Justiça do RN condena banco por fraude em empréstimo via Pix a cliente

Imagem ilustrativa de um martelo de juiz e documentos legais sobre uma mesa.
Decisão judicial em Santo Antônio determinou reparação por fraude em empréstimo via Pix.

Decisão em Santo Antônio determina anulação de cobranças, devolução em dobro de valores e indenização por danos morais após fraude em Pix parcelado.

A Justiça do Rio Grande do Norte (TJRN) determinou que uma instituição financeira anule cobranças de um empréstimo fraudulento, devolva em dobro os valores já descontados de uma cliente e a indenize por danos morais. A decisão, proferida pela Vara Única da Comarca de Santo Antônio, nesta sexta-feira, 05/06/2026, ocorreu após a constatação de que a modalidade de Pix parcelado foi utilizada para contrair, sem autorização, dois empréstimos totalizando R$ 3.410 em nome da vítima.

A mulher, moradora de Santo Antônio, relatou ter sido surpreendida com as contratações em sua conta bancária. Apesar de suas tentativas de contestar as transações diretamente com o banco, o problema não foi solucionado e as parcelas começaram a ser descontadas de sua renda, resultando em um prejuízo de R$ 1.837.

Diante da negativa da instituição em resolver a situação, a cliente buscou o judiciário, solicitando a anulação dos contratos, a restituição dobrada dos valores pagos e uma compensação por danos morais. Em sua defesa, o banco argumentou que os empréstimos foram devidamente contratados por meios eletrônicos.

Ao analisar o caso, a juíza Ana Maria Marinho de Brito, da Vara Única de Santo Antônio, ressaltou que, em relações de consumo, o ônus da prova recai sobre a instituição financeira, que deve demonstrar a legitimidade da contratação. A magistrada apontou que, embora as transações digitais sejam práticas correntes, a ausência de comprovação inequívoca da manifestação de vontade da cliente invalidou as operações.

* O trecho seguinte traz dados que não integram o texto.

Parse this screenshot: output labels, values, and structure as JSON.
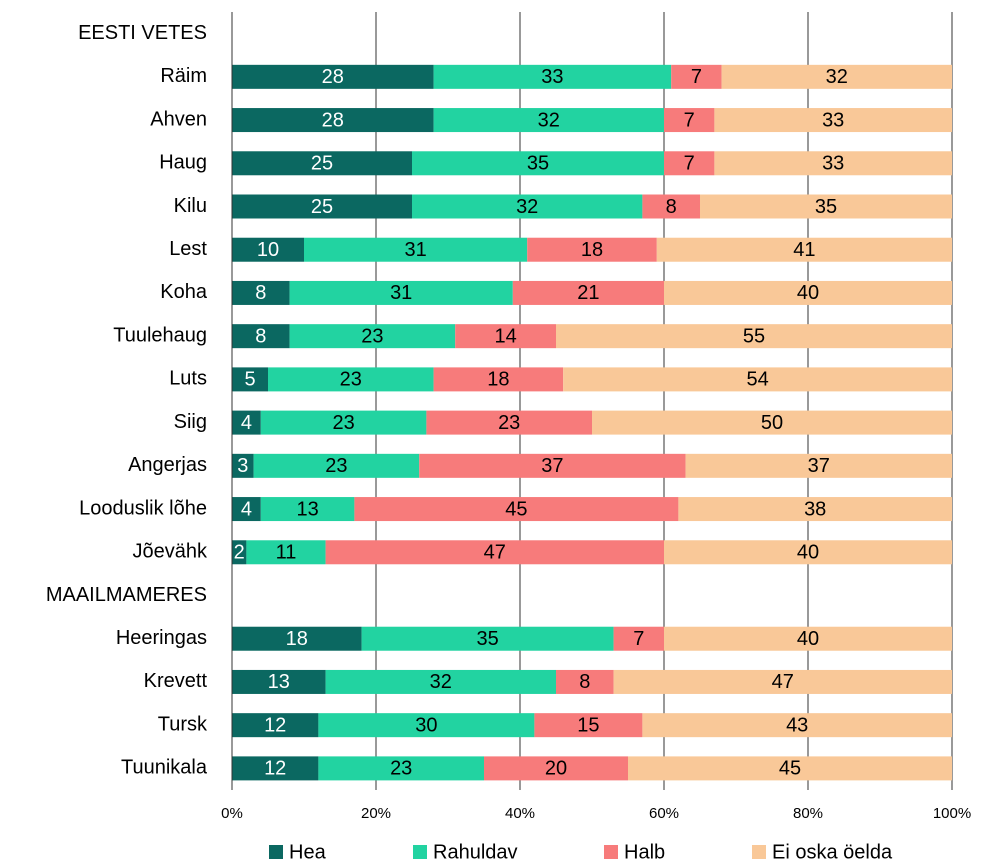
{
  "chart_data": {
    "type": "stacked_bar_horizontal",
    "categories": [
      "EESTI VETES",
      "Räim",
      "Ahven",
      "Haug",
      "Kilu",
      "Lest",
      "Koha",
      "Tuulehaug",
      "Luts",
      "Siig",
      "Angerjas",
      "Looduslik lõhe",
      "Jõevähk",
      "MAAILMAMERES",
      "Heeringas",
      "Krevett",
      "Tursk",
      "Tuunikala"
    ],
    "series": [
      {
        "name": "Hea",
        "color": "#0b6861",
        "values": [
          null,
          28,
          28,
          25,
          25,
          10,
          8,
          8,
          5,
          4,
          3,
          4,
          2,
          null,
          18,
          13,
          12,
          12
        ]
      },
      {
        "name": "Rahuldav",
        "color": "#22d3a1",
        "values": [
          null,
          33,
          32,
          35,
          32,
          31,
          31,
          23,
          23,
          23,
          23,
          13,
          11,
          null,
          35,
          32,
          30,
          23
        ]
      },
      {
        "name": "Halb",
        "color": "#f77b7b",
        "values": [
          null,
          7,
          7,
          7,
          8,
          18,
          21,
          14,
          18,
          23,
          37,
          45,
          47,
          null,
          7,
          8,
          15,
          20
        ]
      },
      {
        "name": "Ei oska öelda",
        "color": "#f9c898",
        "values": [
          null,
          32,
          33,
          33,
          35,
          41,
          40,
          55,
          54,
          50,
          37,
          38,
          40,
          null,
          40,
          47,
          43,
          45
        ]
      }
    ],
    "xlim": [
      0,
      100
    ],
    "xticks": [
      {
        "value": 0,
        "label": "0%"
      },
      {
        "value": 20,
        "label": "20%"
      },
      {
        "value": 40,
        "label": "40%"
      },
      {
        "value": 60,
        "label": "60%"
      },
      {
        "value": 80,
        "label": "80%"
      },
      {
        "value": 100,
        "label": "100%"
      }
    ],
    "grid": true,
    "legend": "bottom"
  }
}
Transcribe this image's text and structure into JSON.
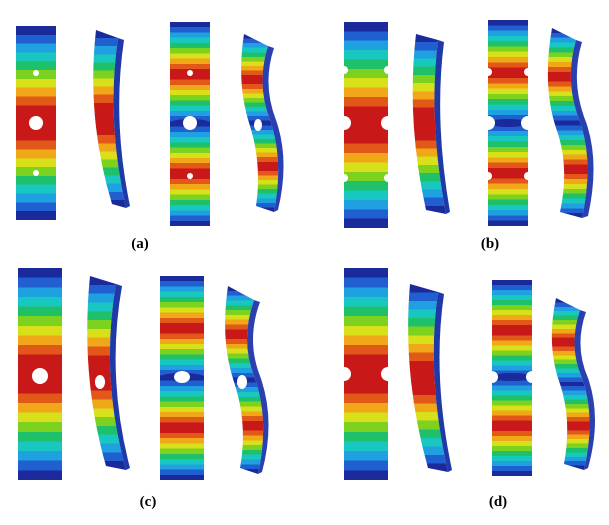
{
  "panels": [
    {
      "label": "(a)",
      "modes": [
        {
          "mode": "first",
          "hole_size": "small",
          "side_holes": true,
          "edge_notches": false
        },
        {
          "mode": "second",
          "hole_size": "small",
          "side_holes": true,
          "edge_notches": false
        }
      ]
    },
    {
      "label": "(b)",
      "modes": [
        {
          "mode": "first",
          "hole_size": "small",
          "side_holes": true,
          "edge_notches": true
        },
        {
          "mode": "second",
          "hole_size": "small",
          "side_holes": true,
          "edge_notches": true
        }
      ]
    },
    {
      "label": "(c)",
      "modes": [
        {
          "mode": "first",
          "hole_size": "large",
          "side_holes": false,
          "edge_notches": false
        },
        {
          "mode": "second",
          "hole_size": "large",
          "side_holes": false,
          "edge_notches": false
        }
      ]
    },
    {
      "label": "(d)",
      "modes": [
        {
          "mode": "first",
          "hole_size": "large",
          "side_holes": false,
          "edge_notches": true
        },
        {
          "mode": "second",
          "hole_size": "large",
          "side_holes": false,
          "edge_notches": true
        }
      ]
    }
  ],
  "colormap": [
    "#1a2a9a",
    "#1f5fd0",
    "#1fa0e0",
    "#18c8c0",
    "#1ec06a",
    "#7cd21e",
    "#d8e01a",
    "#f0a818",
    "#e25818",
    "#c81818"
  ],
  "hole_color": "#ffffff",
  "background": "#ffffff"
}
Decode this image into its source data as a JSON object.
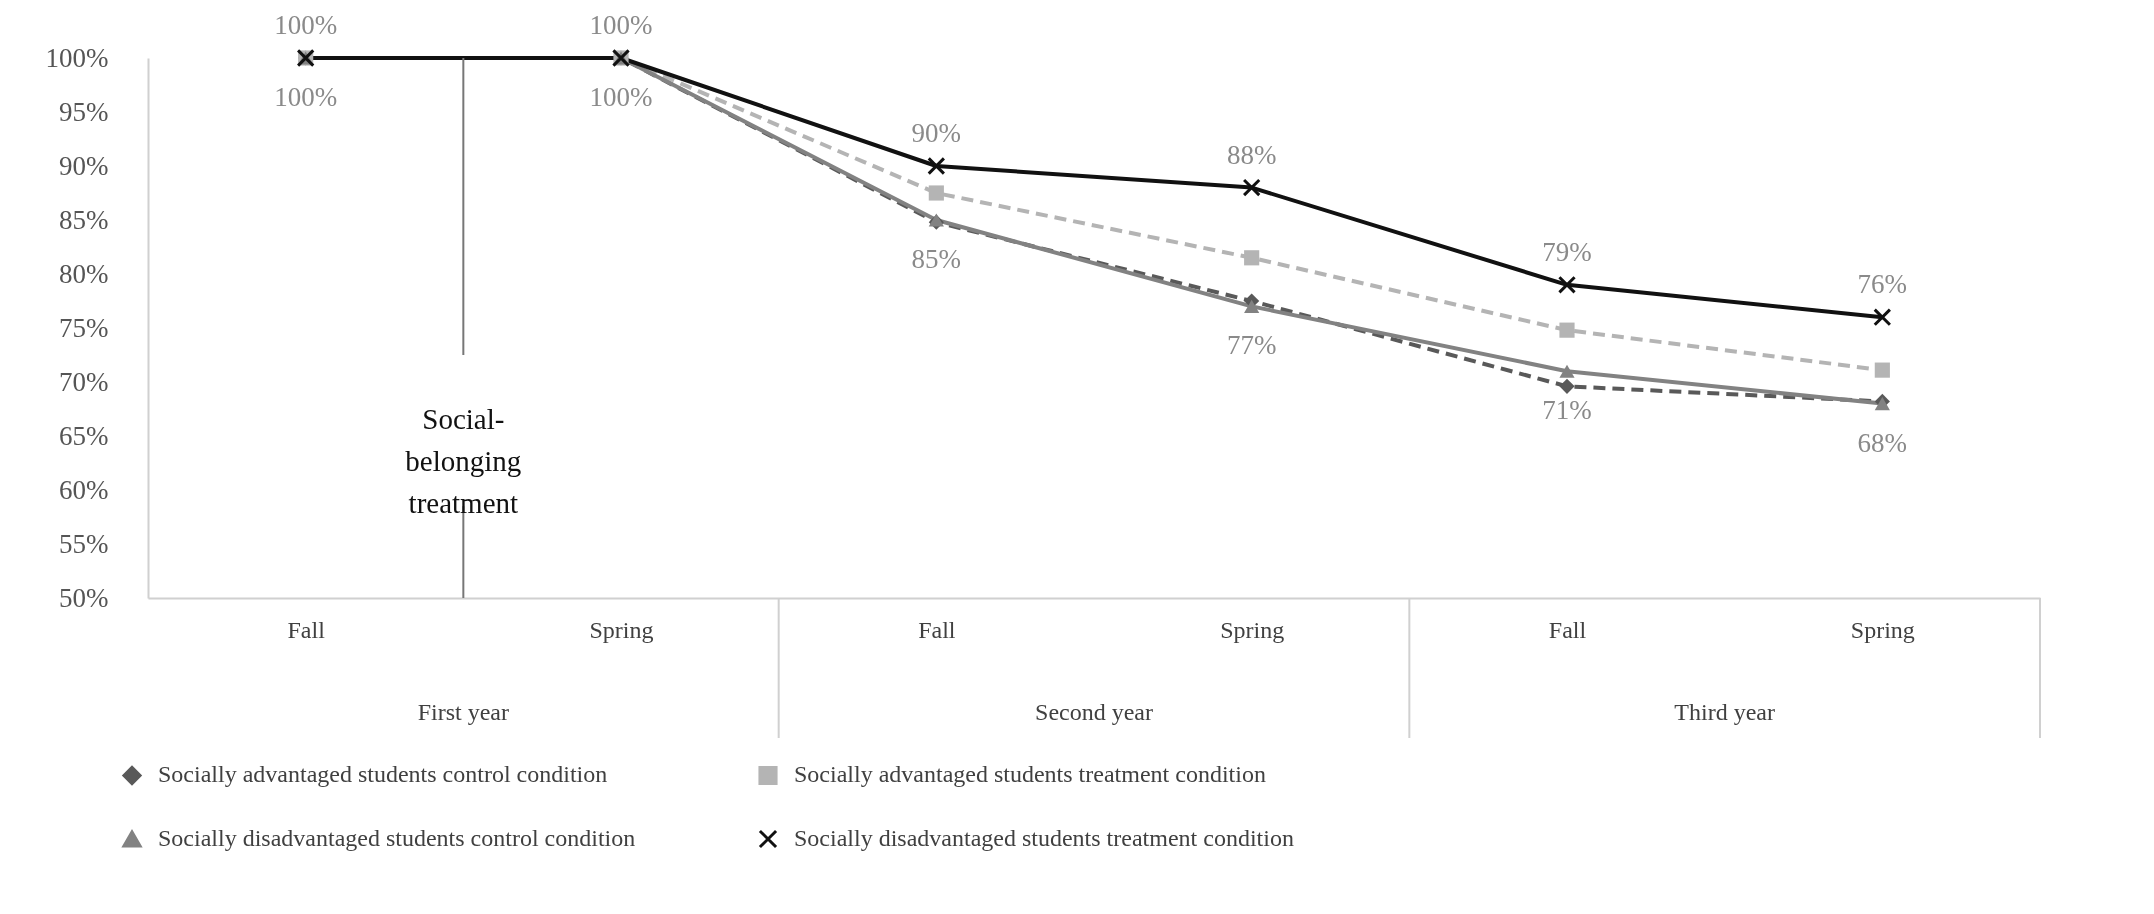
{
  "chart_data": {
    "type": "line",
    "categories": [
      "Fall",
      "Spring",
      "Fall",
      "Spring",
      "Fall",
      "Spring"
    ],
    "series": [
      {
        "name": "Socially advantaged students control condition",
        "color": "#595959",
        "marker": "diamond",
        "line_style": "dashed",
        "values": [
          100,
          100,
          84.8,
          77.5,
          69.6,
          68.2
        ]
      },
      {
        "name": "Socially advantaged students treatment condition",
        "color": "#b4b4b4",
        "marker": "square",
        "line_style": "dashed",
        "values": [
          100,
          100,
          87.5,
          81.5,
          74.8,
          71.1
        ]
      },
      {
        "name": "Socially disadvantaged students control condition",
        "color": "#828282",
        "marker": "triangle",
        "line_style": "solid",
        "values": [
          100,
          100,
          85,
          77,
          71,
          68
        ],
        "value_labels": [
          "100%",
          "100%",
          "85%",
          "77%",
          "71%",
          "68%"
        ]
      },
      {
        "name": "Socially disadvantaged students treatment condition",
        "color": "#111111",
        "marker": "cross",
        "line_style": "solid",
        "values": [
          100,
          100,
          90,
          88,
          79,
          76
        ],
        "value_labels": [
          "100%",
          "100%",
          "90%",
          "88%",
          "79%",
          "76%"
        ]
      }
    ],
    "ylim": [
      50,
      100
    ],
    "yticks": [
      {
        "value": 50,
        "label": "50%"
      },
      {
        "value": 55,
        "label": "55%"
      },
      {
        "value": 60,
        "label": "60%"
      },
      {
        "value": 65,
        "label": "65%"
      },
      {
        "value": 70,
        "label": "70%"
      },
      {
        "value": 75,
        "label": "75%"
      },
      {
        "value": 80,
        "label": "80%"
      },
      {
        "value": 85,
        "label": "85%"
      },
      {
        "value": 90,
        "label": "90%"
      },
      {
        "value": 95,
        "label": "95%"
      },
      {
        "value": 100,
        "label": "100%"
      }
    ],
    "annotations": [
      "Social-belonging treatment",
      "First year",
      "Second year",
      "Third year"
    ],
    "grid": false,
    "legend": "bottom"
  }
}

A sentença observou que os registros internos apresentados pelo banco não foram suficientes para atestar a legalidade das operações, configurando uma fraude e uma falha na prestação do serviço. Consequentemente, a Justiça reconheceu a ilegalidade das cobranças.

A decisão final determinou a anulação das cobranças fraudulentas e a devolução em dobro dos valores descontados, em conformidade com o Código de Defesa do Consumidor. Além disso, a cliente receberá uma indenização de R$ 3 mil por danos morais, como forma de compensar os transtornos e o impacto financeiro em sua renda.